Mencioné que tenía curiosidad por saber si don Genaro se proponía deliberadamente asustarme. Don Juan dijo que el nagual hacía cosas extrañas, cosas que no podían preverse. Puso como ejemplo lo que había ocurrido entre nosotros esa mañana, cuando él me impidió voltear a la izquierda para mirar a don Genaro en el árbol. Dijo que se dio cuenta de lo que su nagual había hecho, aunque no tenía manera de saberlo por adelantado. Su explicación del asunto fue que mi súbito movimiento hacia la izquierda era un paso en dirección de mi muerte, un acto suicida que mi tonal realizaba a propósito.

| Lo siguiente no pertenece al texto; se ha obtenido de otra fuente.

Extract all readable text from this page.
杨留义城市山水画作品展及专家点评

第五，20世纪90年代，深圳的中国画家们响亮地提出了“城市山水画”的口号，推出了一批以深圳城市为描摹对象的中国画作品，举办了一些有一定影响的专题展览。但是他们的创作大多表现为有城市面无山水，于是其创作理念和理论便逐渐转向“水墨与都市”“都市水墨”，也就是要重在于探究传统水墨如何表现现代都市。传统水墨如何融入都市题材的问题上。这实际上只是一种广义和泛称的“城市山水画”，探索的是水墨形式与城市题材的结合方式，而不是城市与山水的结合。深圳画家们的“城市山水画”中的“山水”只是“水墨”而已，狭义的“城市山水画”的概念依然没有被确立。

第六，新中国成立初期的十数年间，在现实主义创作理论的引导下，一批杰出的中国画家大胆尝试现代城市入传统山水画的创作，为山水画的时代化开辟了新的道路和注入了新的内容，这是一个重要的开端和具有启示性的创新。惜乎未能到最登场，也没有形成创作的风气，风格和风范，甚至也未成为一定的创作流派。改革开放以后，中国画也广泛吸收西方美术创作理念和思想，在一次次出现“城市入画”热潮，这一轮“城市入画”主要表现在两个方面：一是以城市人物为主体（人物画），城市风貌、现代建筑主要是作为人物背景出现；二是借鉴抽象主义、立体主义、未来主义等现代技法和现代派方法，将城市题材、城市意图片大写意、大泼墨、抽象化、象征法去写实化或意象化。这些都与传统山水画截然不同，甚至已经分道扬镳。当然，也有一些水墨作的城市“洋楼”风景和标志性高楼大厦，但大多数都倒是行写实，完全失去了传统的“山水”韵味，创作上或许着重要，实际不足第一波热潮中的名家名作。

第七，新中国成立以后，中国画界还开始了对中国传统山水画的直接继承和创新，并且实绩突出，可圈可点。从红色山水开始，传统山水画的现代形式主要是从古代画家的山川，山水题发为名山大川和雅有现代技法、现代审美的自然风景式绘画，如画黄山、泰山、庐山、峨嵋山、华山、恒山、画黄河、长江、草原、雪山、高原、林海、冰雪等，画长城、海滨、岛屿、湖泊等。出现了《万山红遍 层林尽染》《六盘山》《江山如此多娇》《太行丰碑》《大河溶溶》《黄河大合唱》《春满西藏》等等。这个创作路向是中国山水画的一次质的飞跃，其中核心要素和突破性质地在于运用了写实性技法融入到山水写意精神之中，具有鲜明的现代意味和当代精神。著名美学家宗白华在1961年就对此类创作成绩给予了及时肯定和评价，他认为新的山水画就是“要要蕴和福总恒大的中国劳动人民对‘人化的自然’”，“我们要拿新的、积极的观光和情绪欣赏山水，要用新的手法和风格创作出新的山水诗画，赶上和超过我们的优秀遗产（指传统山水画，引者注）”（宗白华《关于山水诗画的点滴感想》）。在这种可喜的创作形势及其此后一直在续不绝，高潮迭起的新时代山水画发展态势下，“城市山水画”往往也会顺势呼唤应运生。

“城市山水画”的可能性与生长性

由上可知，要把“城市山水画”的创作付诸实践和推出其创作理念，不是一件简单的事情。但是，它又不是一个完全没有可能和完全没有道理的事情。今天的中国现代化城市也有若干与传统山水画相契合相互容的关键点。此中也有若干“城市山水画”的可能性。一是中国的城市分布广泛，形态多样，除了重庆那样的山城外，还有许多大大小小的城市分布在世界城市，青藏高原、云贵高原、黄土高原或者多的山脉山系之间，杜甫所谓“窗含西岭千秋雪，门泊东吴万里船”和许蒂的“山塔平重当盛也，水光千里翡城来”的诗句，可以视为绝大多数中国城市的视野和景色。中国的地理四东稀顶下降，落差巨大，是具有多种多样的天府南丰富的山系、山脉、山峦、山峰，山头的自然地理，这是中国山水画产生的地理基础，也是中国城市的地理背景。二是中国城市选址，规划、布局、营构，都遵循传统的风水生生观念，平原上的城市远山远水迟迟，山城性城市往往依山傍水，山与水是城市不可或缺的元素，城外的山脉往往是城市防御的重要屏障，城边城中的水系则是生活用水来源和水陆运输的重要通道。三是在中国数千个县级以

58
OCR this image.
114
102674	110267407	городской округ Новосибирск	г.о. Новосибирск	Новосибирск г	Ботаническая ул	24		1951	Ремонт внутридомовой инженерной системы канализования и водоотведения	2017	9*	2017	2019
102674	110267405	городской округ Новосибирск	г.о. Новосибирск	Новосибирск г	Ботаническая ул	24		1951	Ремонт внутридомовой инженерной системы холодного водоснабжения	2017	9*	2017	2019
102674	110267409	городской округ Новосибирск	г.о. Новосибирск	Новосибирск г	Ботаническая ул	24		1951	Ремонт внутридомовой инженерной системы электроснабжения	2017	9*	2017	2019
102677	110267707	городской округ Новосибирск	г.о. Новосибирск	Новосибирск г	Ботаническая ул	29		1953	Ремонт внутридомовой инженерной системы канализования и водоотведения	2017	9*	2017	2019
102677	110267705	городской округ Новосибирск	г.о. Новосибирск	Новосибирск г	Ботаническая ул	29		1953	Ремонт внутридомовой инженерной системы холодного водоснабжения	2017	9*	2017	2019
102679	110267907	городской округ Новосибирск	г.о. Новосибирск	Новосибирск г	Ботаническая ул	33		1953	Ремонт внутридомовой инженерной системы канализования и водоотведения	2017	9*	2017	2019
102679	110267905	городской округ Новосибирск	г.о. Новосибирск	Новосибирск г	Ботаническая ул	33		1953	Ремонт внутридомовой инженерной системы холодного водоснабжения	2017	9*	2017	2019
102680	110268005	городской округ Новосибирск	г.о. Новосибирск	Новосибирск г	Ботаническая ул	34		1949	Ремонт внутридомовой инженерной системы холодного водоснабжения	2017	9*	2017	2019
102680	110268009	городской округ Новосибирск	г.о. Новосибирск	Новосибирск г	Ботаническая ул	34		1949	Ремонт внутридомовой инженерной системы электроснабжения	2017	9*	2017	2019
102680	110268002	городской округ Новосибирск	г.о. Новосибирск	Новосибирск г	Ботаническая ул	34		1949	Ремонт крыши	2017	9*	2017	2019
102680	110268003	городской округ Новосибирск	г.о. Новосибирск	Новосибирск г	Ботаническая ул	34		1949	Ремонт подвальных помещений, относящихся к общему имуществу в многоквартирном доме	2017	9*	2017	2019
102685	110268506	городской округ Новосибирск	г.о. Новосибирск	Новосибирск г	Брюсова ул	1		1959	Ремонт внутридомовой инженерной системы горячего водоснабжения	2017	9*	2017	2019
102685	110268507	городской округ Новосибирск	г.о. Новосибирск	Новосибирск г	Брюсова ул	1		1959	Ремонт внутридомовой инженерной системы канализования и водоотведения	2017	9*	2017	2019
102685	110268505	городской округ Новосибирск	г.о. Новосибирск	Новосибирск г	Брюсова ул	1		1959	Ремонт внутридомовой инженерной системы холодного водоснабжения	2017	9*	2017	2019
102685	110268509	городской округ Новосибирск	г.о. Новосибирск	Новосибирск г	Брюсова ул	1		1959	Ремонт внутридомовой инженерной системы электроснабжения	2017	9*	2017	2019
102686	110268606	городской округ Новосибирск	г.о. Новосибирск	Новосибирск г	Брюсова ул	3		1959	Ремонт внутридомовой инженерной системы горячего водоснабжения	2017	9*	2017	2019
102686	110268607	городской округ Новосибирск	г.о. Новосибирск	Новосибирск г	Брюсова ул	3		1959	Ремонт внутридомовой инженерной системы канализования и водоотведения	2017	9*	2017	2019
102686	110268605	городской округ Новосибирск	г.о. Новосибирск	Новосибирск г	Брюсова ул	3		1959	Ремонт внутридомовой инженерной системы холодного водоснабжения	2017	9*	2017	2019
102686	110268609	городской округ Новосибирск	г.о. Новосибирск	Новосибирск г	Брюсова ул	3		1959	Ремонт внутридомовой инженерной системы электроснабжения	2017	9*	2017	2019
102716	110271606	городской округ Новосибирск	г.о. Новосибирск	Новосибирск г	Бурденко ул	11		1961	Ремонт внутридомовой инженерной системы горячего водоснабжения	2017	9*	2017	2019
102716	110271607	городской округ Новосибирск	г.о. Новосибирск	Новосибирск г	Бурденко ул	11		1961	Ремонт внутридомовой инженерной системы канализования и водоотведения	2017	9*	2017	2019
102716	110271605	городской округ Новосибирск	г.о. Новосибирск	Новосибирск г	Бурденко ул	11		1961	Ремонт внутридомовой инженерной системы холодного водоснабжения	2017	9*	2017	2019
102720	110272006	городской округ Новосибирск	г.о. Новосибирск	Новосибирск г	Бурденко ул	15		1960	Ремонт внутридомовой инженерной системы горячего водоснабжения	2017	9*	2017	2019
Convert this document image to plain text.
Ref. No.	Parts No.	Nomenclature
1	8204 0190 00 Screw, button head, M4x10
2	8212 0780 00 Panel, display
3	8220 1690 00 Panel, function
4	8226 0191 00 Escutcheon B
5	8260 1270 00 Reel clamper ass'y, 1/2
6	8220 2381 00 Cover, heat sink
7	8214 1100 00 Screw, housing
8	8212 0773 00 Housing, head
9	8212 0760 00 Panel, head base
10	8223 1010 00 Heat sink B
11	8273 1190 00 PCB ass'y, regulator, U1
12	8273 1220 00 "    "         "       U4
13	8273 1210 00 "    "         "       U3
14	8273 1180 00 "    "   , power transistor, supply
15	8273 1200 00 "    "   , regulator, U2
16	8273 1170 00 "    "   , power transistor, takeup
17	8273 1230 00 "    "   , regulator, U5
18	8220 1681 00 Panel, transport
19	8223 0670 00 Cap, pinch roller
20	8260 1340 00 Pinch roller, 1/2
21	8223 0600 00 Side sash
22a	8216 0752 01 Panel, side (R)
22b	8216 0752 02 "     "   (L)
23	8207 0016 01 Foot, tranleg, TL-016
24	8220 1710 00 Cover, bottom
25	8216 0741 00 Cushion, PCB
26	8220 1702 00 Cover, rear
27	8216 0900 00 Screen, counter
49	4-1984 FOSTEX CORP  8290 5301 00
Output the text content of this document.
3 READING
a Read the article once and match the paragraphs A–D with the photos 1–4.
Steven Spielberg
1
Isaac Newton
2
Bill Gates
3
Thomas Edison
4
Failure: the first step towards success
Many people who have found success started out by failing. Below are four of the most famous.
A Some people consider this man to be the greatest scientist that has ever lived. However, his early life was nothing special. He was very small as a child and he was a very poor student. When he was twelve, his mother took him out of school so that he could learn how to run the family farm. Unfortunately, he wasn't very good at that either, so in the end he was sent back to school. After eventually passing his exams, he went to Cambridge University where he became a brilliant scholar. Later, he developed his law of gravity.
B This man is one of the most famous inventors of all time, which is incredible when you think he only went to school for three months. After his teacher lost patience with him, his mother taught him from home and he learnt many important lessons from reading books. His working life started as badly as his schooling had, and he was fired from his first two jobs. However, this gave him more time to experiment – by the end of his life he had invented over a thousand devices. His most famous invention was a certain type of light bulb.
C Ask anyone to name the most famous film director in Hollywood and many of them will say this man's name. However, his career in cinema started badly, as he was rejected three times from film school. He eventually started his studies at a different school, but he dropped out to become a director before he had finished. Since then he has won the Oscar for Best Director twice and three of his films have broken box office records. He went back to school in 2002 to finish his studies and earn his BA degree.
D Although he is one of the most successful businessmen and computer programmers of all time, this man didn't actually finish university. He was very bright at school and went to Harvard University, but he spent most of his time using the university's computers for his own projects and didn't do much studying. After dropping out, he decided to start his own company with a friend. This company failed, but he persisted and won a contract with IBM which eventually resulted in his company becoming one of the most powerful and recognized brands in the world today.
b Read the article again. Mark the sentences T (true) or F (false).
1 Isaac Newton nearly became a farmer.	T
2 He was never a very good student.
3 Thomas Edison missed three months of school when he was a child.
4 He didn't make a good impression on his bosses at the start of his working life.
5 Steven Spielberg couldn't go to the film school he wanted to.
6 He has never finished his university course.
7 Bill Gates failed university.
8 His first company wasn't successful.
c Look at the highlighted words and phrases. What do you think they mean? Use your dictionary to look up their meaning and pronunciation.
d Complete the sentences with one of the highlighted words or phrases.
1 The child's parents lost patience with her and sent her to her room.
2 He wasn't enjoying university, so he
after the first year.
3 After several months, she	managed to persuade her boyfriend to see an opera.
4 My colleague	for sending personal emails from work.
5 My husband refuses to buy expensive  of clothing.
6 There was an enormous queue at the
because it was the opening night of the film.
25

Ese movimiento agitó el nagual de don Juan, con el resultado de que una parte suya cayó encima de mí.

Hice un gesto involuntario de perplejidad.

– Tu razón te está diciendo otra vez que eres inmortal -dijo.

– ¿Qué quiere usted decir con eso, don Juan?

– Un ser inmortal tiene todo el tiempo del mundo para dudas y desconciertos y temores. Un guerrero, en cambio, no puede aferrarse a los significados que se hacen bajo las órdenes del tonal, porque el guerrero sabe con certeza que la totalidad de sí mismo tiene sólo un poquito de tiempo sobre esta tierra.

Quise presentar un argumento serio. Mis temores, mis dudas, mi desconcierto, no se daban en un nivel consciente y, por mucho que intentara controlarlos, me sentía desamparado cada vez que me enfrentaba con don Juan y don Genaro.

– Un guerrero no puede sentirse desamparado -dijo él-. Ni desconcertado ni asustado, bajo ninguna circunstancia. Para un guerrero, sólo hay tiempo para su impecabilidad; todo lo demás agota su poder, la impecabilidad lo renueva.

– Volvamos a mi vieja pregunta, don Juan. ¿Qué es la impecabilidad?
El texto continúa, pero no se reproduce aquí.